Working with your Diligent representative, you set up the following roles with the following permissions:

Role	Object	Permissions
Vendor Manager	Asset type - Vendor	Create asset Read all assets, all sections, and all statuses Update all assets, all sections, and all statuses Delete asset
Vendor Reviewer	Asset type - Vendor	Read all sections while workflow is in "Needs review" status Update all sections while workflow is in "Needs review" status

Knowing that there are multiple users who will need to occupy these roles, you create a Vendor Managers group, add Abhishek to it, and assign the Vendor Manager role to the group. Then, you create a Vendor Reviewers group, add Gwen to it, and assign the Vendor Reviewer role to the group.

Abhishek creates a new vendor and adds information about the vendor into Asset Inventory.
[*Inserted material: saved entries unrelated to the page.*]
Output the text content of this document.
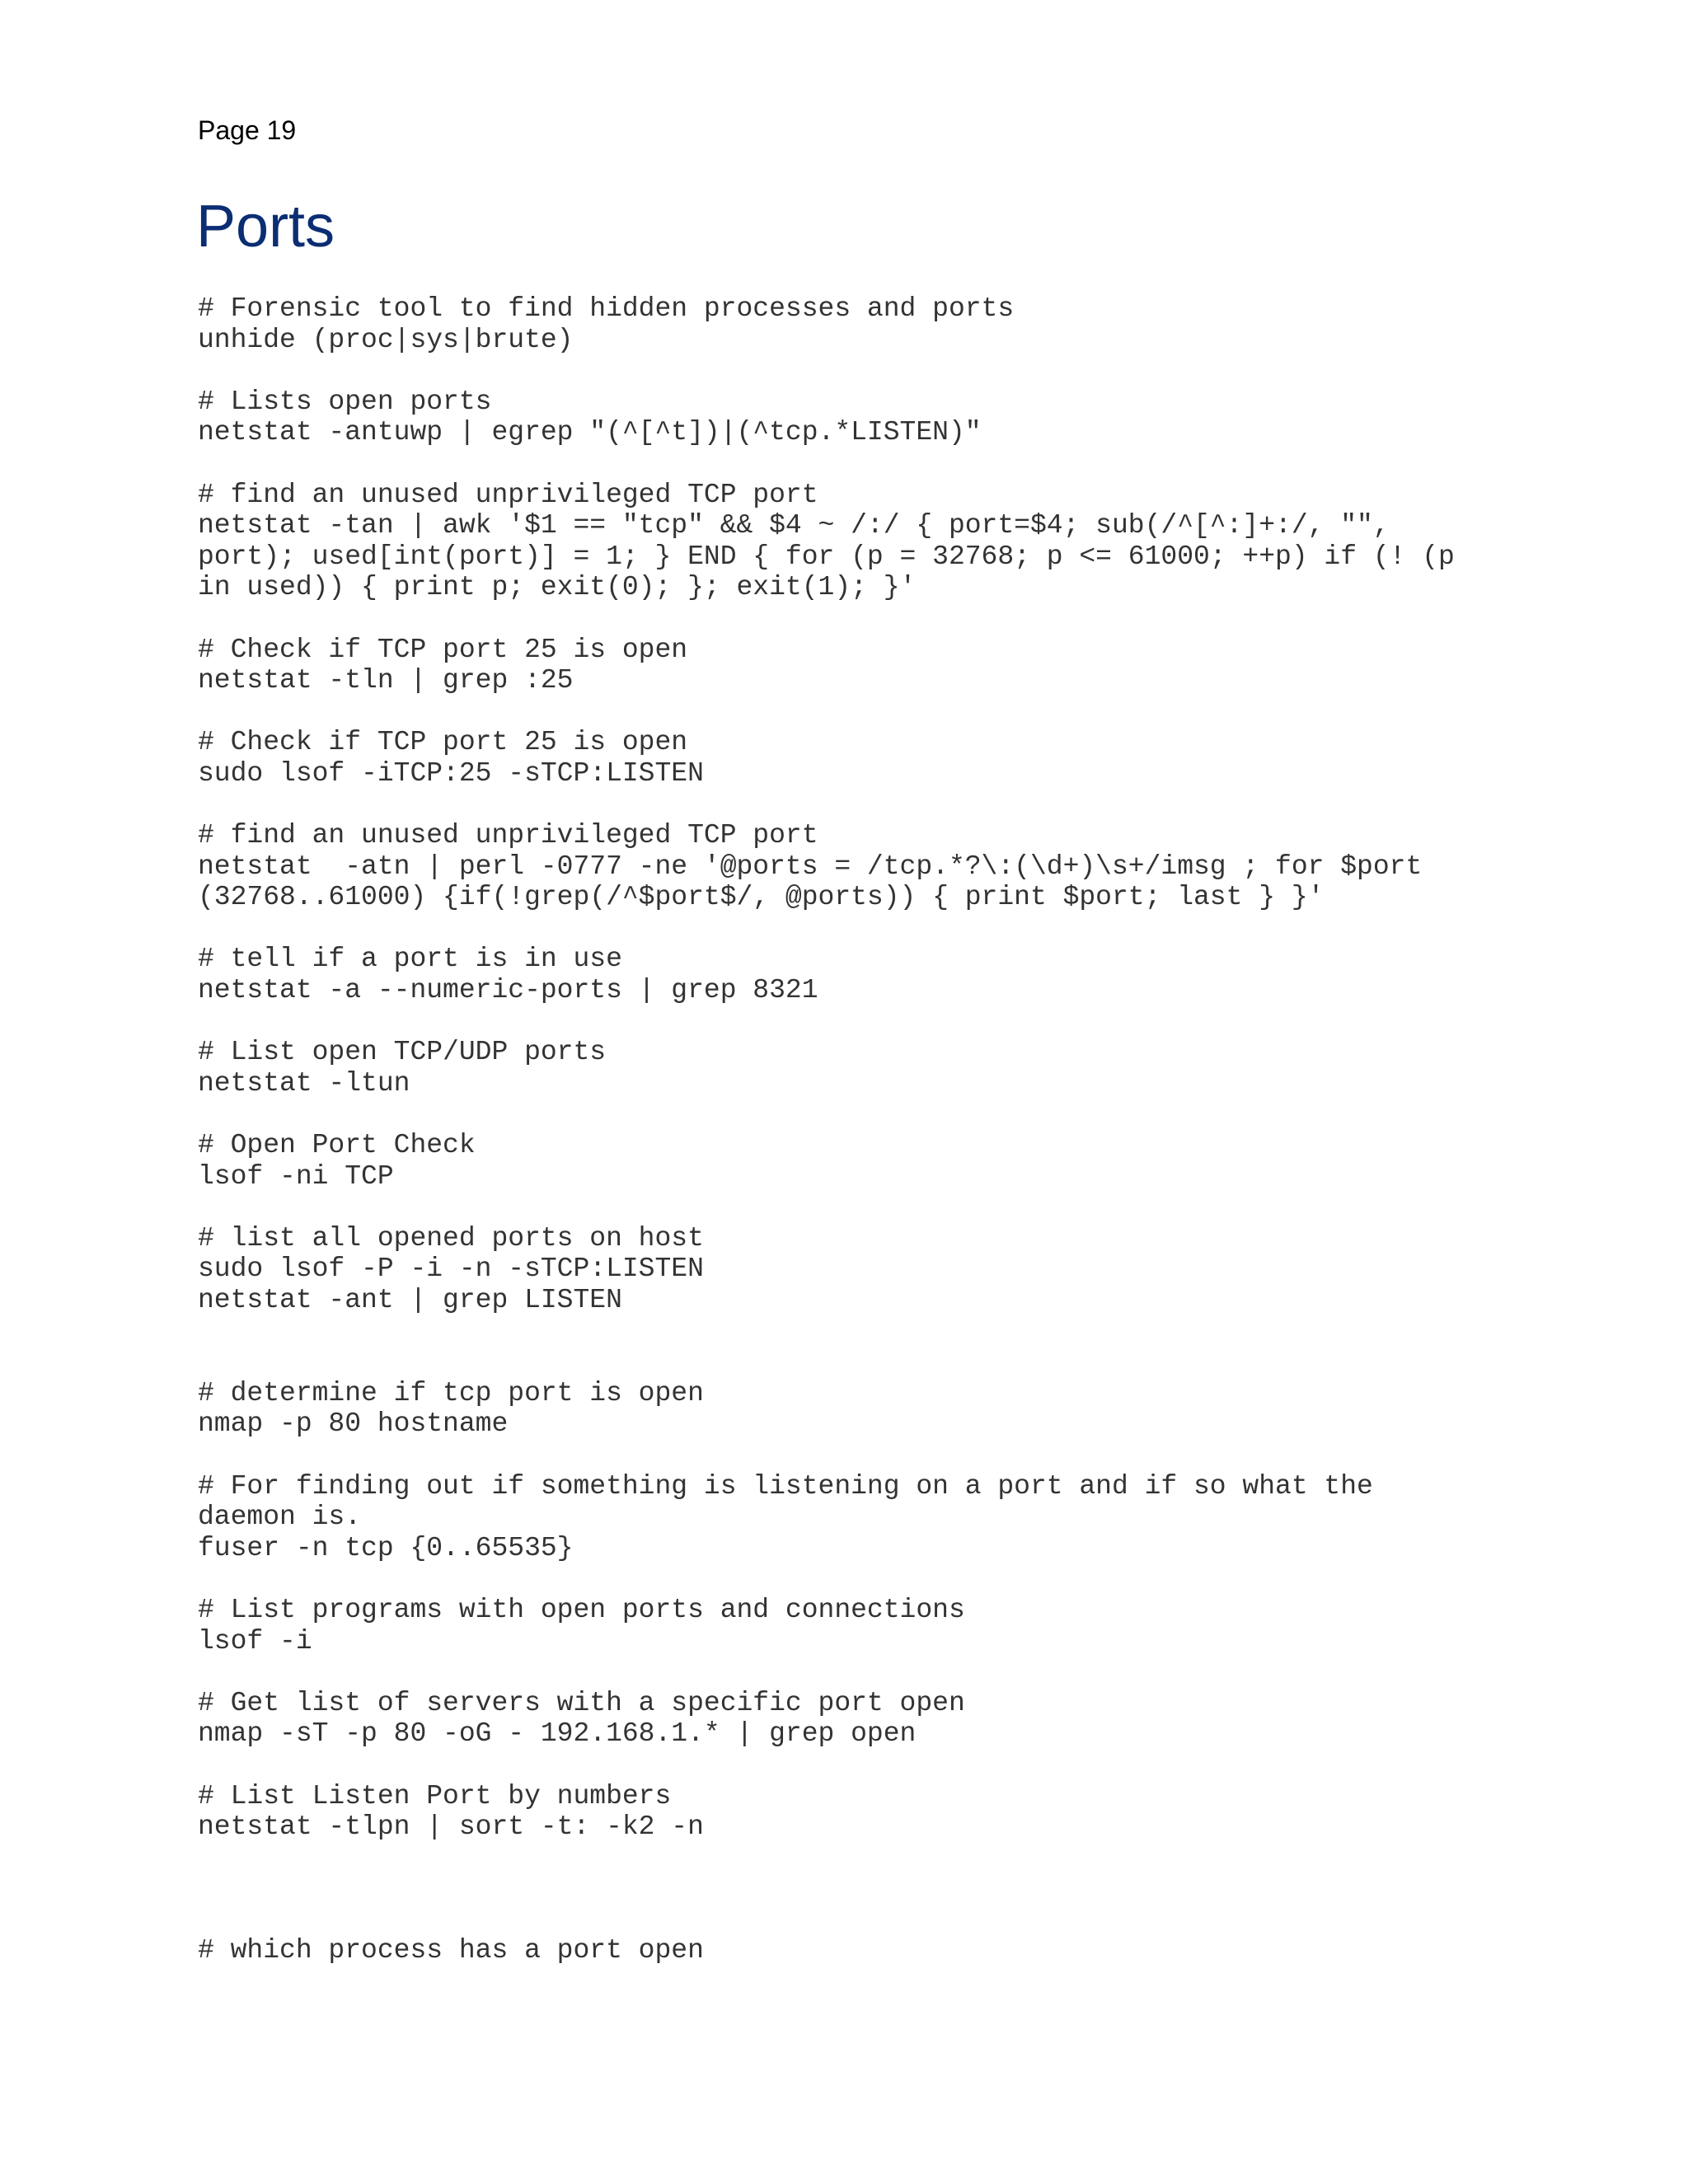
Page 19

Ports
# Forensic tool to find hidden processes and ports
unhide (proc|sys|brute)
# Lists open ports
netstat -antuwp | egrep "(^[^t])|(^tcp.*LISTEN)"
# find an unused unprivileged TCP port
netstat -tan | awk '$1 == "tcp" && $4 ~ /:/ { port=$4; sub(/^[^:]+:/, "",
port); used[int(port)] = 1; } END { for (p = 32768; p <= 61000; ++p) if (! (p
in used)) { print p; exit(0); }; exit(1); }'
# Check if TCP port 25 is open
netstat -tln | grep :25
# Check if TCP port 25 is open
sudo lsof -iTCP:25 -sTCP:LISTEN
# find an unused unprivileged TCP port
netstat  -atn | perl -0777 -ne '@ports = /tcp.*?\:(\d+)\s+/imsg ; for $port
(32768..61000) {if(!grep(/^$port$/, @ports)) { print $port; last } }'
# tell if a port is in use
netstat -a --numeric-ports | grep 8321
# List open TCP/UDP ports
netstat -ltun
# Open Port Check
lsof -ni TCP
# list all opened ports on host
sudo lsof -P -i -n -sTCP:LISTEN
netstat -ant | grep LISTEN
# determine if tcp port is open
nmap -p 80 hostname
# For finding out if something is listening on a port and if so what the
daemon is.
fuser -n tcp {0..65535}
# List programs with open ports and connections
lsof -i
# Get list of servers with a specific port open
nmap -sT -p 80 -oG - 192.168.1.* | grep open
# List Listen Port by numbers
netstat -tlpn | sort -t: -k2 -n
# which process has a port open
Then, he puts the new vendor into "Needs review" status and asks Gwen to review it. She can read the information that Abhishek put in, and makes changes to the vendor as required.

Abhishek reviews Gwen's changes and puts the vendor into "Review complete" status. Gwen loses the ability to see or edit the vendor.

Managing roles

You may need to contact Support or your Diligent representative to get the roles in your organization configured to meet your needs. Then, System Admins can assign or unassign those roles to groups and users.
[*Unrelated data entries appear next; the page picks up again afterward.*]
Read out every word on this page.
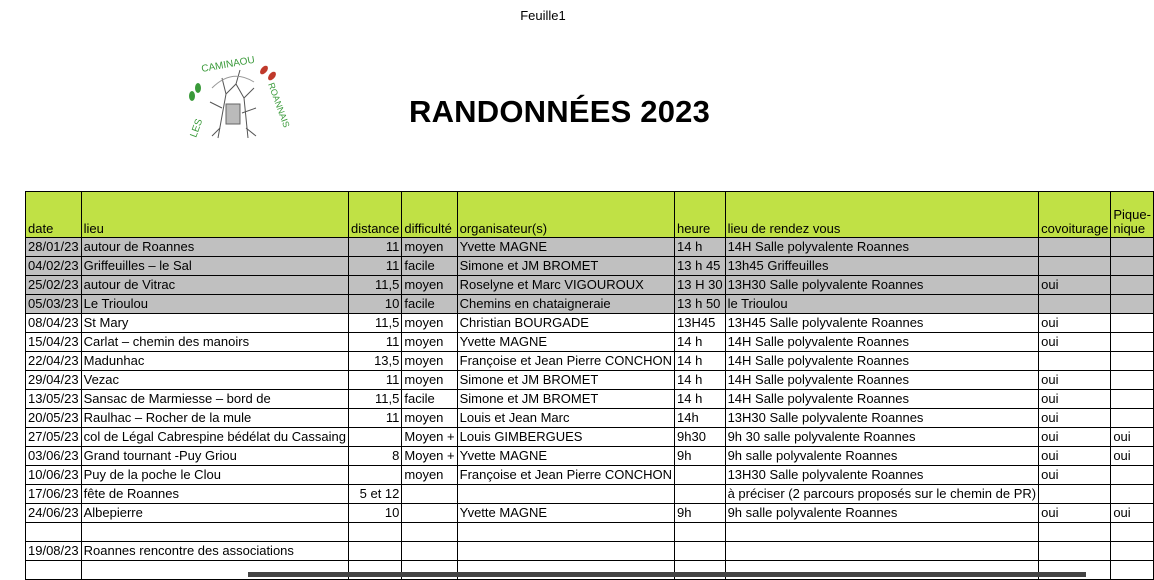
Feuille1
LES
CAMINAOU
ROANNAIS	RANDONNÉES 2023
date	lieu	distance	difficulté	organisateur(s)	heure	lieu de rendez vous	covoiturage	Pique-nique
28/01/23	autour de Roannes	11	moyen	Yvette MAGNE	14 h	14H Salle polyvalente Roannes		
04/02/23	Griffeuilles – le Sal	11	facile	Simone et JM BROMET	13 h 45	13h45 Griffeuilles		
25/02/23	autour de Vitrac	11,5	moyen	Roselyne et Marc VIGOUROUX	13 H 30	13H30 Salle polyvalente Roannes	oui	
05/03/23	Le Trioulou	10	facile	Chemins en chataigneraie	13 h 50	le Trioulou		
08/04/23	St Mary	11,5	moyen	Christian BOURGADE	13H45	13H45 Salle polyvalente Roannes	oui	
15/04/23	Carlat – chemin des manoirs	11	moyen	Yvette MAGNE	14 h	14H Salle polyvalente Roannes	oui	
22/04/23	Madunhac	13,5	moyen	Françoise et Jean Pierre CONCHON	14 h	14H Salle polyvalente Roannes		
29/04/23	Vezac	11	moyen	Simone et JM BROMET	14 h	14H Salle polyvalente Roannes	oui	
13/05/23	Sansac de Marmiesse – bord de	11,5	facile	Simone et JM BROMET	14 h	14H Salle polyvalente Roannes	oui	
20/05/23	Raulhac – Rocher de la mule	11	moyen	Louis et Jean Marc	14h	13H30 Salle polyvalente Roannes	oui	
27/05/23	col de Légal Cabrespine bédélat du Cassaing		Moyen +	Louis GIMBERGUES	9h30	9h 30 salle polyvalente Roannes	oui	oui
03/06/23	Grand tournant -Puy Griou	8	Moyen +	Yvette MAGNE	9h	9h salle polyvalente Roannes	oui	oui
10/06/23	Puy de la poche le Clou		moyen	Françoise et Jean Pierre CONCHON		13H30 Salle polyvalente Roannes	oui	
17/06/23	fête de Roannes	5 et 12				à préciser (2 parcours proposés sur le chemin de PR)		
24/06/23	Albepierre	10		Yvette MAGNE	9h	9h salle polyvalente Roannes	oui	oui

19/08/23	Roannes rencontre des associations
Assigning roles to groups vs. individual users

As an organization grows larger and more complex, it becomes increasingly important to be able to manage permissions on a high level, so role administrators don't have to spend time administering permissions for large numbers of individual users.
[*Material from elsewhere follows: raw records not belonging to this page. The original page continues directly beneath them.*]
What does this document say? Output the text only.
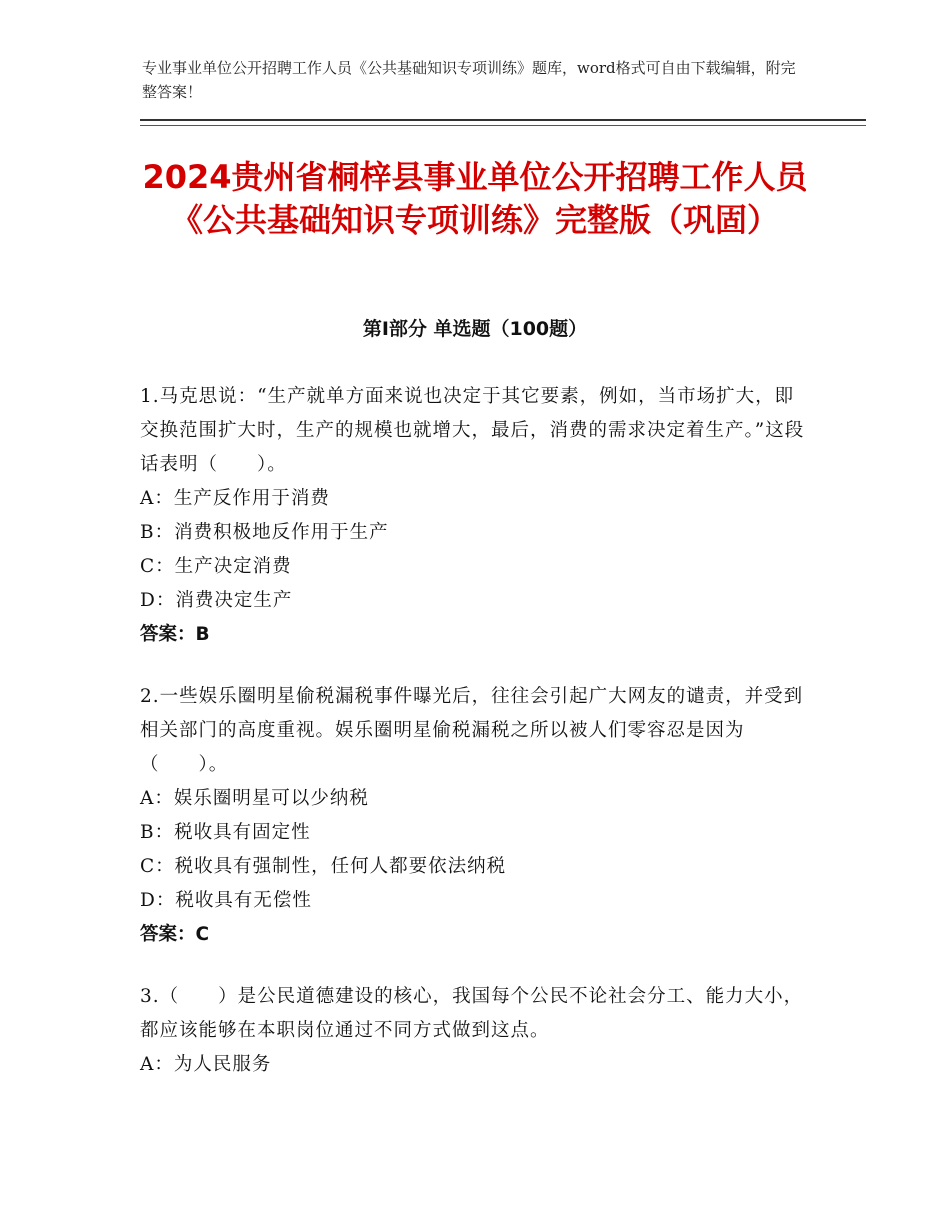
专业事业单位公开招聘工作人员《公共基础知识专项训练》题库，word格式可自由下载编辑，附完整答案！
2024贵州省桐梓县事业单位公开招聘工作人员《公共基础知识专项训练》完整版（巩固）
第Ⅰ部分 单选题（100题）
1.马克思说：“生产就单方面来说也决定于其它要素，例如，当市场扩大，即交换范围扩大时，生产的规模也就增大，最后，消费的需求决定着生产。”这段话表明（　　）。
A：生产反作用于消费
B：消费积极地反作用于生产
C：生产决定消费
D：消费决定生产
答案：B
2.一些娱乐圈明星偷税漏税事件曝光后，往往会引起广大网友的谴责，并受到相关部门的高度重视。娱乐圈明星偷税漏税之所以被人们零容忍是因为（　　）。
A：娱乐圈明星可以少纳税
B：税收具有固定性
C：税收具有强制性，任何人都要依法纳税
D：税收具有无偿性
答案：C
3.（　　）是公民道德建设的核心，我国每个公民不论社会分工、能力大小，都应该能够在本职岗位通过不同方式做到这点。
A：为人民服务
While it is possible to assign roles directly to users, we recommend assigning roles to groups instead, and adding users to those groups to manage their permissions. Then, if you need to change those permissions, you can do one of the following:

Change the role's permissions, which automatically apply to all members of all groups associated with that role
Add or remove a user from a group, which allows you to change permissions for that user without having to add or remove individual permissions for them

Users can belong to multiple groups, and groups can be assigned multiple roles. For more information, see Adding and managing groups.

Assigning roles

Assign Asset Inventory roles to groups and users in your organization.

Open Launchpad.
If your company uses more than one instance in Launchpad, make sure the appropriate instance is active.
Select Platform Settings > Users.
If you do not see Users as an option, the account you used to sign in does not have Admin privileges.
Click the Assets roles tab.
Click Assign. The Assign role side panel opens.
In the Role list, select the role you want to assign.
Click Select groups or users and select all the groups and users you want to assign the role.
Click Assign. The Assign role side panel closes and the assigned groups and users appear in the Assets roles table under the role you assigned them.

Unassigning roles

Permanently unassign roles from the Assets roles table.

Unassign an individual role Click the Delete button beside the group or user you want to unassign from the role, then click Unassign in the confirmation message that appears.
Unassign multiple roles Select the checkboxes beside the groups or users you want to unassign, click Unassign: #, then click Remove in the confirmation message that appears.